Different containers support different video codecs such as AVC/h.264, HEVC/h.265, VP8, VP9, AV1, MPEG-2, XviD.
For example x264 is an software encoder for h.264 and x265 is an software endcoder for h.265.
To check whats inside a container simply user the tool called Mediainfo. It will give you all important information about bitrate, framerate, resolution, codec etc.
sudo eopkg install mediainfo
Just open a video file with the GUI and switch to text view or use it with the terminal
mediainfo [path videofile]
The reason your output video got a bigger size then your source video is because it was already encoded with a pretty high quantizer. A high quantizer means high compression. So to shrink it even more you need an unusal high quantization. x264 and x265 control this with the constant(quality) rate factor(CRF) in Handbrake.

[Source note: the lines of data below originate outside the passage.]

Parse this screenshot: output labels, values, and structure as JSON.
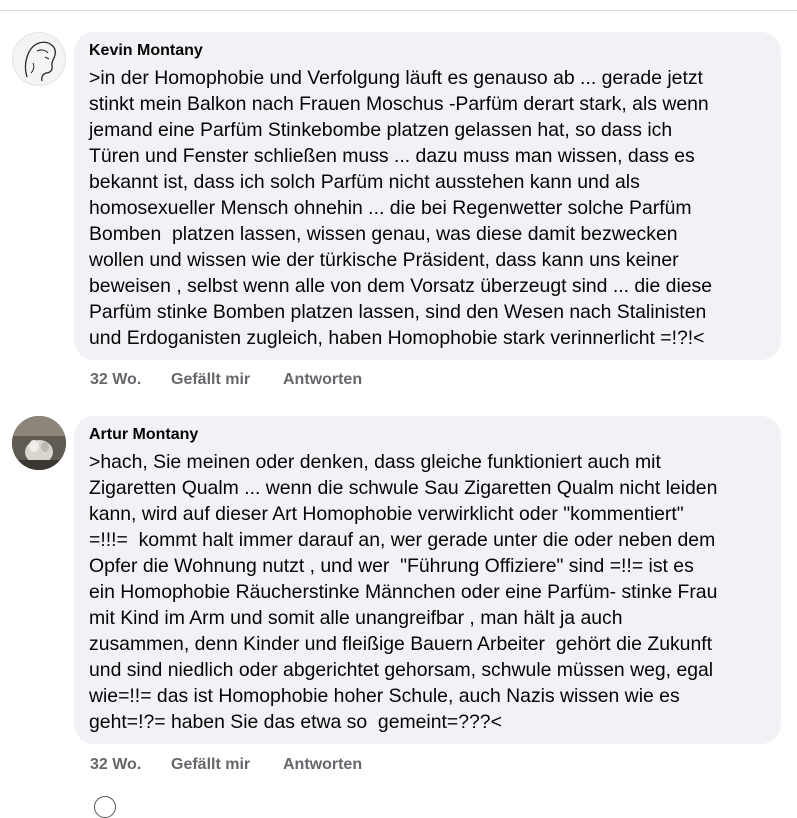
{
  "comments": [
    {
      "author": "Kevin Montany",
      "text": ">in der Homophobie und Verfolgung läuft es genauso ab ... gerade jetzt\nstinkt mein Balkon nach Frauen Moschus -Parfüm derart stark, als wenn\njemand eine Parfüm Stinkebombe platzen gelassen hat, so dass ich\nTüren und Fenster schließen muss ... dazu muss man wissen, dass es\nbekannt ist, dass ich solch Parfüm nicht ausstehen kann und als\nhomosexueller Mensch ohnehin ... die bei Regenwetter solche Parfüm\nBomben  platzen lassen, wissen genau, was diese damit bezwecken\nwollen und wissen wie der türkische Präsident, dass kann uns keiner\nbeweisen , selbst wenn alle von dem Vorsatz überzeugt sind ... die diese\nParfüm stinke Bomben platzen lassen, sind den Wesen nach Stalinisten\nund Erdoganisten zugleich, haben Homophobie stark verinnerlicht =!?!<",
      "time": "32 Wo.",
      "like_label": "Gefällt mir",
      "reply_label": "Antworten"
    },
    {
      "author": "Artur Montany",
      "text": ">hach, Sie meinen oder denken, dass gleiche funktioniert auch mit\nZigaretten Qualm ... wenn die schwule Sau Zigaretten Qualm nicht leiden\nkann, wird auf dieser Art Homophobie verwirklicht oder \"kommentiert\"\n=!!!=  kommt halt immer darauf an, wer gerade unter die oder neben dem\nOpfer die Wohnung nutzt , und wer  \"Führung Offiziere\" sind =!!= ist es\nein Homophobie Räucherstinke Männchen oder eine Parfüm- stinke Frau\nmit Kind im Arm und somit alle unangreifbar , man hält ja auch\nzusammen, denn Kinder und fleißige Bauern Arbeiter  gehört die Zukunft\nund sind niedlich oder abgerichtet gehorsam, schwule müssen weg, egal\nwie=!!= das ist Homophobie hoher Schule, auch Nazis wissen wie es\ngeht=!?= haben Sie das etwa so  gemeint=???<",
      "time": "32 Wo.",
      "like_label": "Gefällt mir",
      "reply_label": "Antworten"
    }
  ],
  "colors": {
    "bubble": "#f0f2f5",
    "text": "#050505",
    "meta": "#65676b"
  }
}
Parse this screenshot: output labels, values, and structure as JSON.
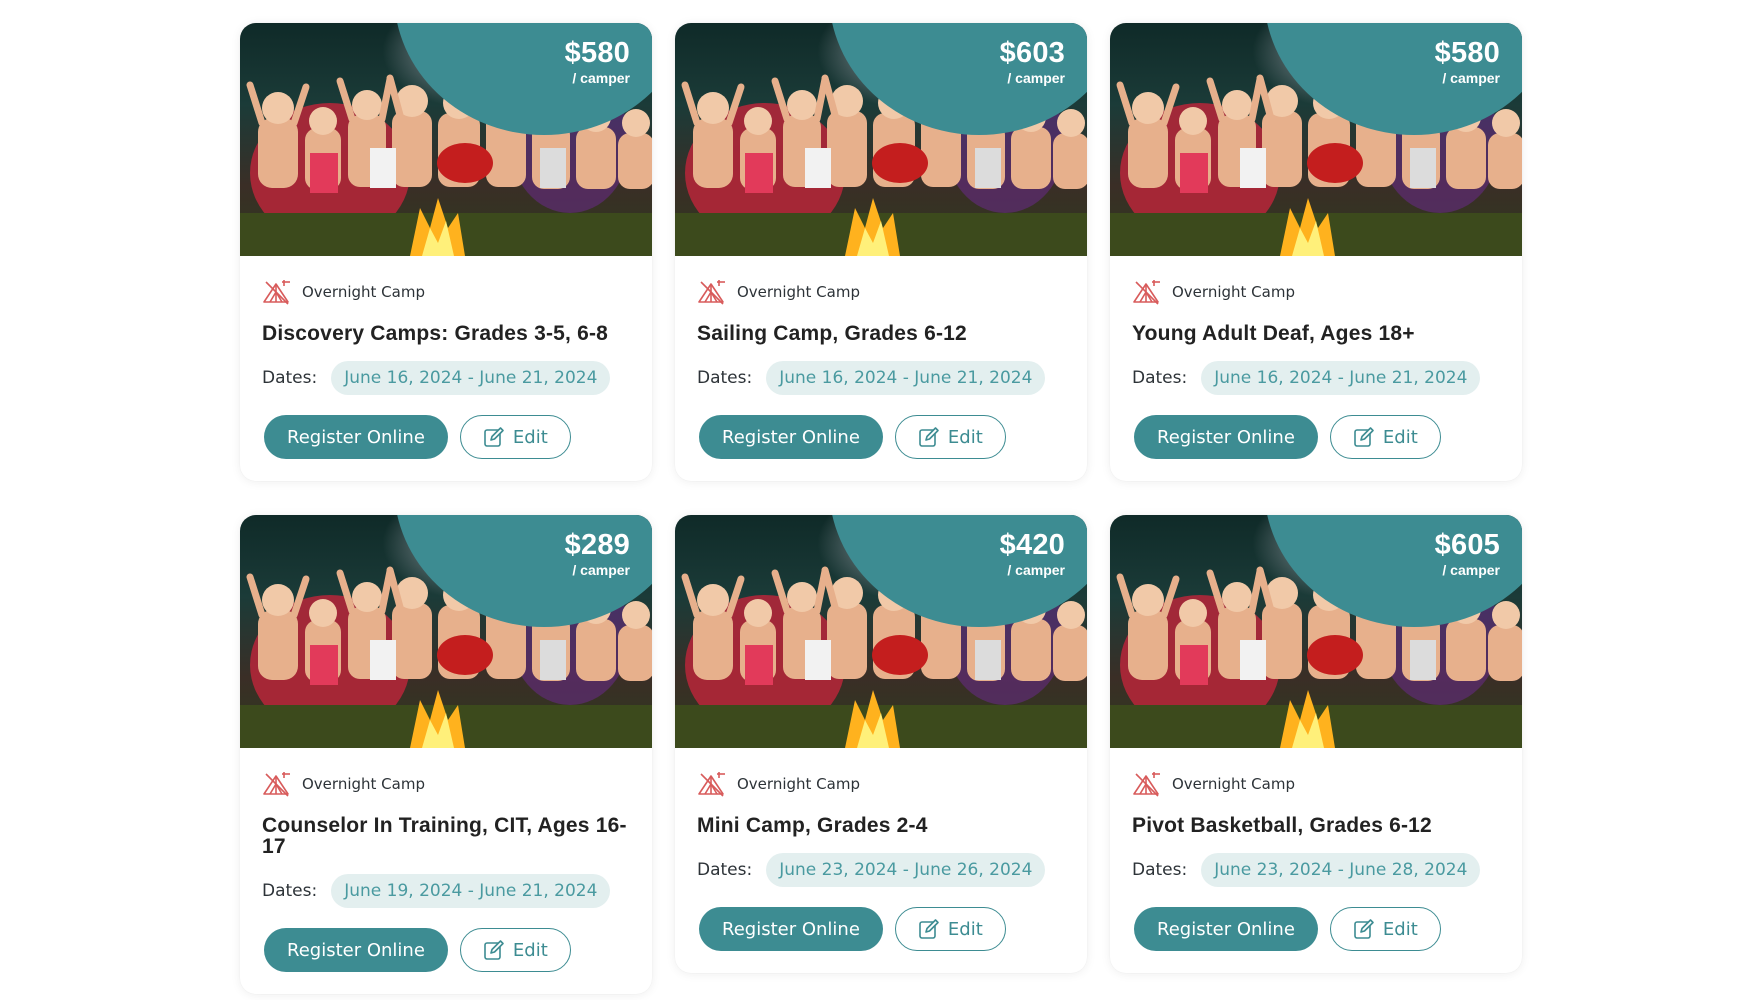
{
  "colors": {
    "accent": "#3d8c92",
    "pill_bg": "#e3efef",
    "pill_text": "#4a9aa0",
    "icon": "#d85b5b"
  },
  "labels": {
    "dates": "Dates:",
    "register": "Register Online",
    "edit": "Edit",
    "price_unit": "/ camper"
  },
  "icons": {
    "camp_type": "campsite-tent-icon",
    "edit": "edit-pencil-icon"
  },
  "cards": [
    {
      "price": "$580",
      "type": "Overnight Camp",
      "title": "Discovery Camps: Grades 3-5, 6-8",
      "dates": "June 16, 2024 - June 21, 2024"
    },
    {
      "price": "$603",
      "type": "Overnight Camp",
      "title": "Sailing Camp, Grades 6-12",
      "dates": "June 16, 2024 - June 21, 2024"
    },
    {
      "price": "$580",
      "type": "Overnight Camp",
      "title": "Young Adult Deaf, Ages 18+",
      "dates": "June 16, 2024 - June 21, 2024"
    },
    {
      "price": "$289",
      "type": "Overnight Camp",
      "title": "Counselor In Training, CIT, Ages 16-17",
      "dates": "June 19, 2024 - June 21, 2024"
    },
    {
      "price": "$420",
      "type": "Overnight Camp",
      "title": "Mini Camp, Grades 2-4",
      "dates": "June 23, 2024 - June 26, 2024"
    },
    {
      "price": "$605",
      "type": "Overnight Camp",
      "title": "Pivot Basketball, Grades 6-12",
      "dates": "June 23, 2024 - June 28, 2024"
    }
  ]
}
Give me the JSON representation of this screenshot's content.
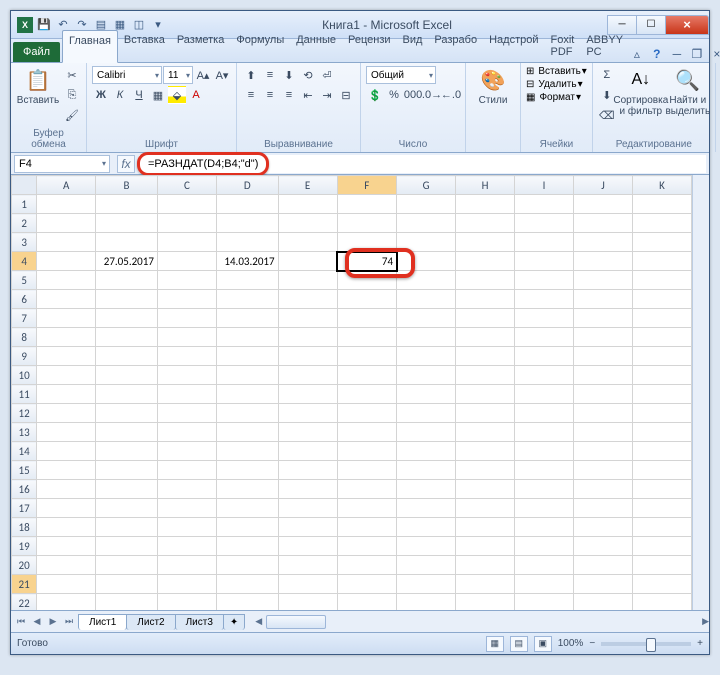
{
  "title": "Книга1 - Microsoft Excel",
  "tabs": {
    "file": "Файл",
    "list": [
      "Главная",
      "Вставка",
      "Разметка",
      "Формулы",
      "Данные",
      "Рецензи",
      "Вид",
      "Разрабо",
      "Надстрой",
      "Foxit PDF",
      "ABBYY PC"
    ],
    "active": 0
  },
  "ribbon": {
    "paste": "Вставить",
    "clipboard_label": "Буфер обмена",
    "font_name": "Calibri",
    "font_size": "11",
    "font_label": "Шрифт",
    "align_label": "Выравнивание",
    "number_format": "Общий",
    "number_label": "Число",
    "styles": "Стили",
    "insert": "Вставить",
    "delete": "Удалить",
    "format": "Формат",
    "cells_label": "Ячейки",
    "sort": "Сортировка и фильтр",
    "find": "Найти и выделить",
    "edit_label": "Редактирование"
  },
  "namebox": "F4",
  "formula": "=РАЗНДАТ(D4;B4;\"d\")",
  "cells": {
    "B4": "27.05.2017",
    "D4": "14.03.2017",
    "F4": "74"
  },
  "columns": [
    "A",
    "B",
    "C",
    "D",
    "E",
    "F",
    "G",
    "H",
    "I",
    "J",
    "K"
  ],
  "rows_count": 24,
  "active_col": "F",
  "active_row": 4,
  "highlight_row": 21,
  "sheets": [
    "Лист1",
    "Лист2",
    "Лист3"
  ],
  "active_sheet": 0,
  "status": "Готово",
  "zoom": "100%"
}
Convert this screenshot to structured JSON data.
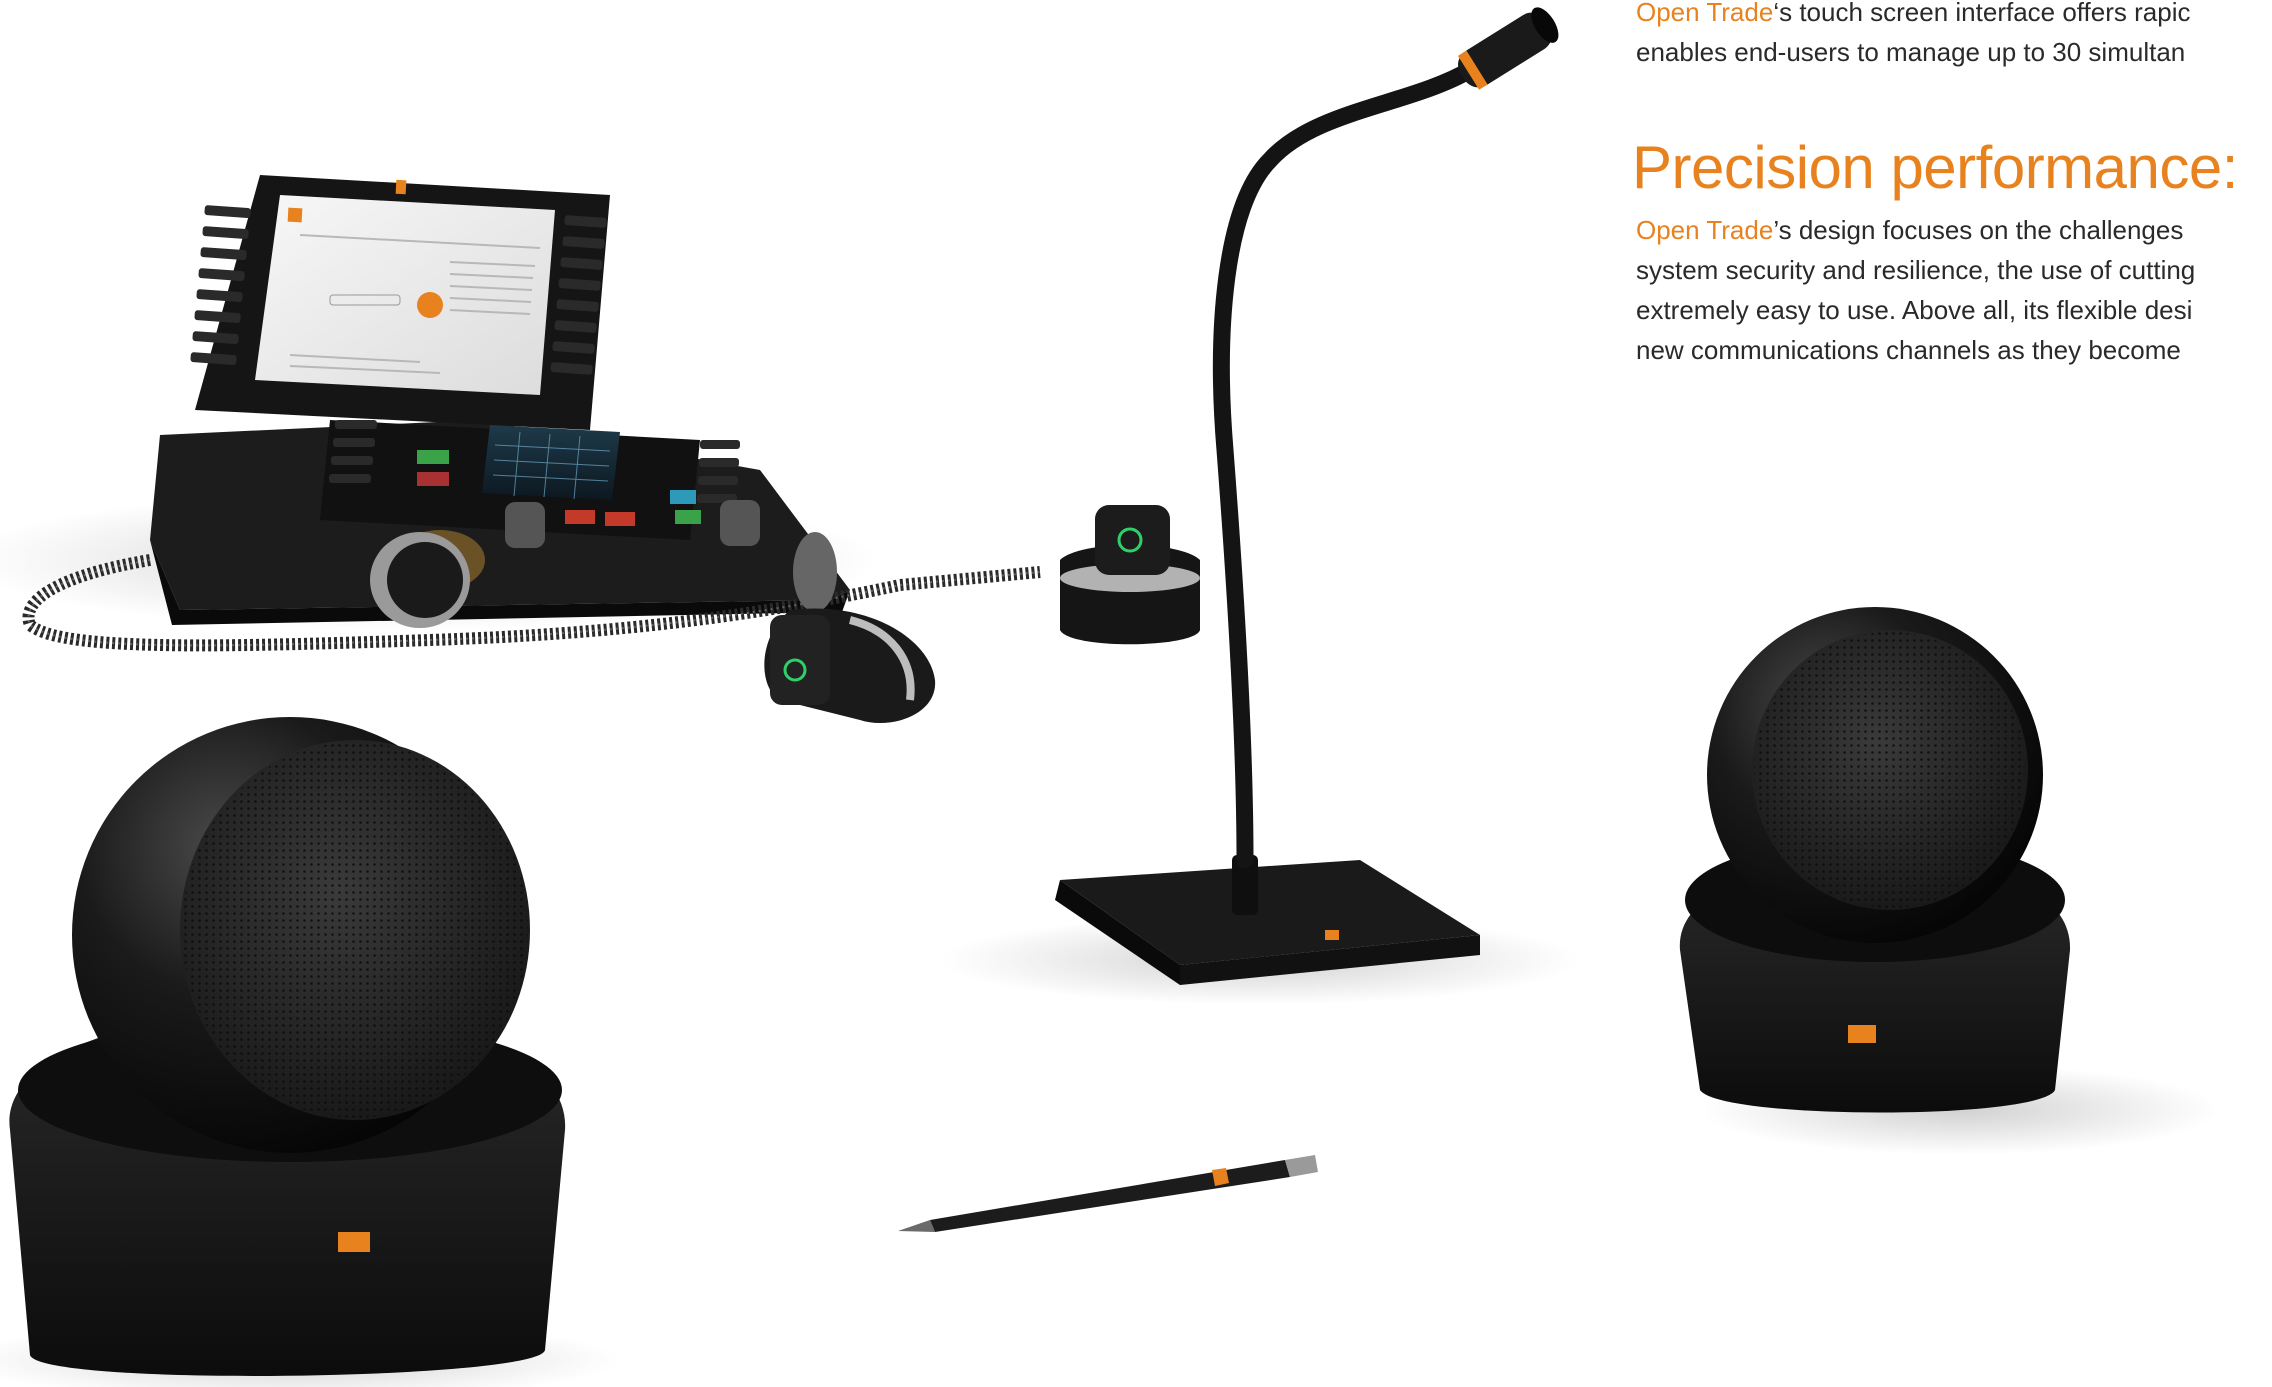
{
  "brand": "Open Trade",
  "intro": {
    "line1_rest": "‘s touch screen interface offers rapic",
    "line2": "enables end-users to manage up to 30 simultan"
  },
  "heading": "Precision performance:",
  "body": {
    "line1_rest": "’s design focuses on the challenges",
    "line2": "system security and resilience, the use of cutting",
    "line3": "extremely easy to use. Above all, its flexible desi",
    "line4": "new communications channels as they become"
  },
  "colors": {
    "accent": "#e8821e",
    "product": "#121212",
    "background": "#ffffff"
  }
}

A higher CRF will shrink the video more and of course decreases the quality. The Bitrate is the only thing that affects the size of an video.
If your video is 50Mb and has a duration of 5 minutes it's bitrate will be ~ 1300kbps(minus bitrate for the audio stream) which is already pretty low. For example DVDs usually have an average video bitrate of ~ 6000kbps. (but use a very very outdated codec)
With a modern codec like h.265 or VP9 or AV1 it could be possible to reduce the size about 50% (depents on the source and it's amount of grain, noise and motion) but shrinking it to 10Mb will definitely destroy the picture quality way too hard.
To shrink an video to a preferred file size I would recommend to use one or better multipass encoding with an fixed average bitrate. (can be done in Handbrake too).
Another very good video editing and transcoding tool is Avidemux.